With that said, Bratt did explain what is known of Kuyper’s views on issues such as female and LGBTQ ordination, noting that Kuyper was “opposed to women’s right to vote even in civil elections.” Despite holding that view, though, the theologian did reportedly believe that women should, on some occasions, vote on church matters.
“He was clearly a ‘separate-spheres’ complementarian in his thinking about gender roles. But please note that that was a step beyond the thoroughgoing female subordination of traditional patriarchal society,” Bratt explained. “So, he was more progressive than some in his day and more conservative than others. That’s the “Kuyperian” measure, then, that should be applied to people in our own time — where do they stand on the spectrum of our day?”

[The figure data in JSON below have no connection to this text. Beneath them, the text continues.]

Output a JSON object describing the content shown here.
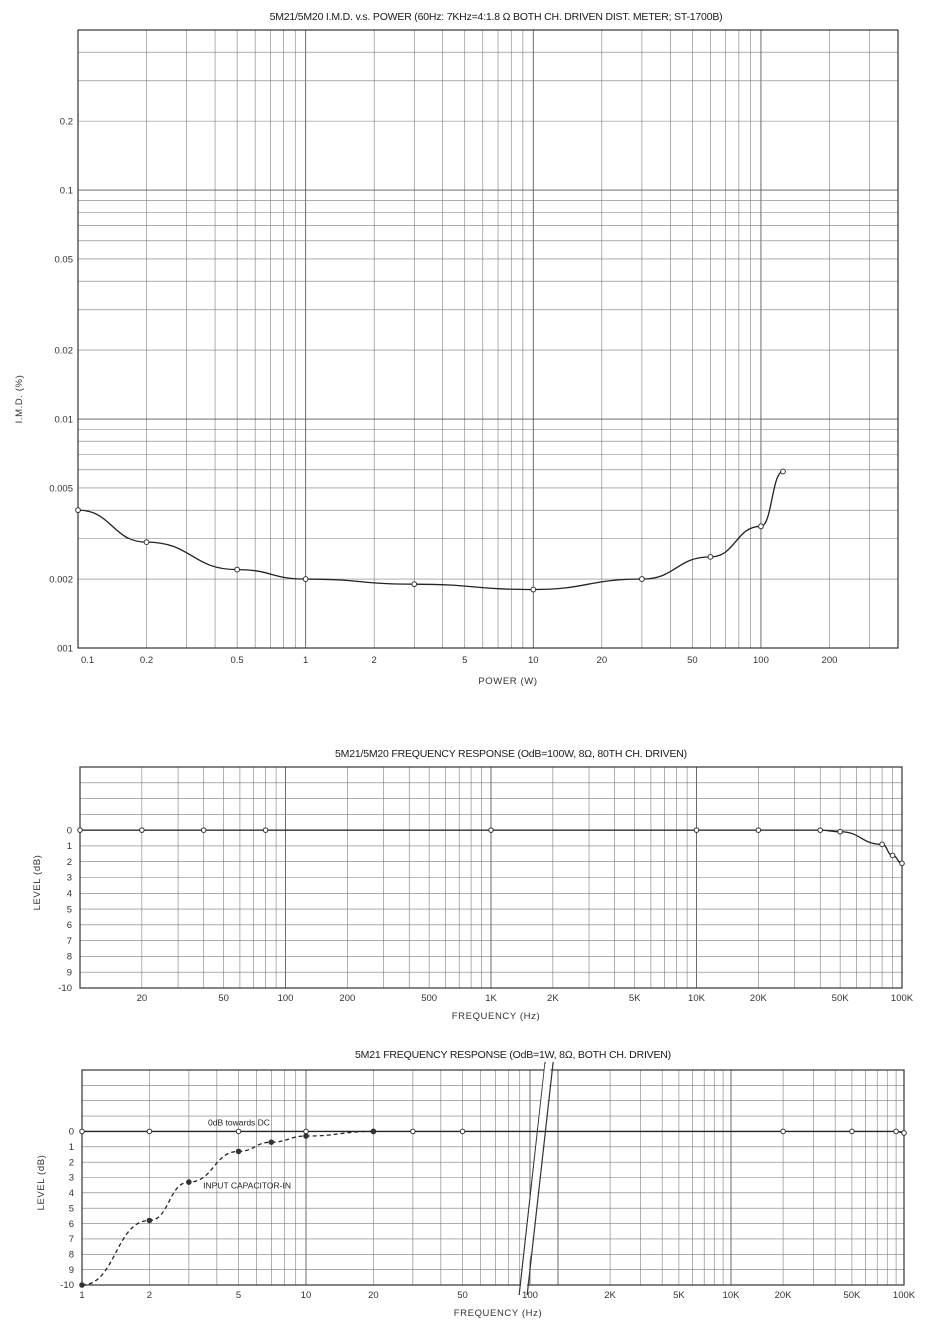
{
  "chart_data": [
    {
      "type": "line",
      "title": "5M21/5M20 I.M.D. v.s. POWER (60Hz: 7KHz=4:1.8 Ω BOTH CH. DRIVEN DIST. METER; ST-1700B)",
      "xlabel": "POWER (W)",
      "ylabel": "I.M.D. (%)",
      "xscale": "log",
      "yscale": "log",
      "xlim": [
        0.1,
        400
      ],
      "ylim": [
        0.001,
        0.5
      ],
      "x_ticks": [
        "0.1",
        "0.2",
        "0.5",
        "1",
        "2",
        "5",
        "10",
        "20",
        "50",
        "100",
        "200"
      ],
      "y_ticks": [
        "0.2",
        "0.1",
        "0.05",
        "0.02",
        "0.01",
        "0.005",
        "0.002",
        "001"
      ],
      "grid": true,
      "series": [
        {
          "x": [
            0.1,
            0.2,
            0.5,
            1,
            3,
            10,
            30,
            60,
            100,
            125
          ],
          "y": [
            0.004,
            0.0029,
            0.0022,
            0.002,
            0.0019,
            0.0018,
            0.002,
            0.0025,
            0.0034,
            0.0059
          ]
        }
      ]
    },
    {
      "type": "line",
      "title": "5M21/5M20 FREQUENCY RESPONSE (OdB=100W, 8Ω, 80TH CH. DRIVEN)",
      "xlabel": "FREQUENCY (Hz)",
      "ylabel": "LEVEL (dB)",
      "xscale": "log",
      "xlim": [
        10,
        100000
      ],
      "ylim": [
        -10,
        4
      ],
      "x_ticks": [
        "20",
        "50",
        "100",
        "200",
        "500",
        "1K",
        "2K",
        "5K",
        "10K",
        "20K",
        "50K",
        "100K"
      ],
      "y_ticks": [
        "0",
        "1",
        "2",
        "3",
        "4",
        "5",
        "6",
        "7",
        "8",
        "9",
        "-10"
      ],
      "grid": true,
      "series": [
        {
          "x": [
            10,
            20,
            40,
            80,
            1000,
            10000,
            20000,
            40000,
            50000,
            80000,
            90000,
            100000
          ],
          "y": [
            0,
            0,
            0,
            0,
            0,
            0,
            0,
            0,
            -0.1,
            -0.9,
            -1.6,
            -2.1
          ]
        }
      ]
    },
    {
      "type": "line",
      "title": "5M21 FREQUENCY RESPONSE (OdB=1W, 8Ω, BOTH CH. DRIVEN)",
      "xlabel": "FREQUENCY (Hz)",
      "ylabel": "LEVEL (dB)",
      "xscale": "log",
      "xlim": [
        1,
        100000
      ],
      "ylim": [
        -10,
        4
      ],
      "x_ticks": [
        "1",
        "2",
        "5",
        "10",
        "20",
        "50",
        "100",
        "2K",
        "5K",
        "10K",
        "20K",
        "50K",
        "100K"
      ],
      "y_ticks": [
        "0",
        "1",
        "2",
        "3",
        "4",
        "5",
        "6",
        "7",
        "8",
        "9",
        "-10"
      ],
      "grid": true,
      "annotations": [
        "0dB towards DC",
        "INPUT CAPACITOR-IN"
      ],
      "series": [
        {
          "style": "solid",
          "x": [
            1,
            2,
            5,
            10,
            20,
            30,
            50,
            20000,
            50000,
            90000,
            100000
          ],
          "y": [
            0,
            0,
            0,
            0,
            0,
            0,
            0,
            0,
            0,
            0,
            -0.1
          ]
        },
        {
          "style": "dashed",
          "x": [
            1,
            2,
            3,
            5,
            7,
            10,
            20
          ],
          "y": [
            -10,
            -5.8,
            -3.3,
            -1.3,
            -0.7,
            -0.3,
            0
          ]
        }
      ]
    }
  ]
}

Others have taken a more critical view of the Princeton decision, with Houston Baptist University President Robert Sloan calling the initial offer and the reversal “pretty narrow and dogmatic thinking” on the part of the seminary, saying Keller’s views are anything but “outrageous,” according to the Baptist Press.
“His views represent very respectable, well thought out views on the nature of personhood, on the nature of marriage, on the nature of family,” he said. “The attempt to suppress these kinds of views is not representative of clear thinking or argument. It’s just sheer political force and power.”
Faithwire asked a representative for Princeton Theological Seminary about critics’ claims that Kuyper might have aligned with Keller and would, thus, potentially face similar barriers to accepting the award that holds his name. While the seminary declined to directly respond to that critique, Beth DeMauro, director of communication and marketing, did offer a statement.
“As clarified in President Barnes’ letter to the community dated March 22, the agreement not to award the Kuyper Prize this year was made in order to communicate that the invitation to Reverend Keller to speak at the upcoming conference does not imply an endorsement of the Presbyterian Church in America’s views about ordination,” DeMauro said in an email.
It should be noted that The Abraham Kuyper Prize for Excellence in Reformed Theology and Public Life is an annual award given to either a community leader or a scholar who has made an “outstanding contribution” to their personal sphere that reflects the values inherent in the “Neo-Calvinist vision of religious engagement in matters of social, political and cultural significance in one or more of the ‘spheres’ of society,” according to the award’s website.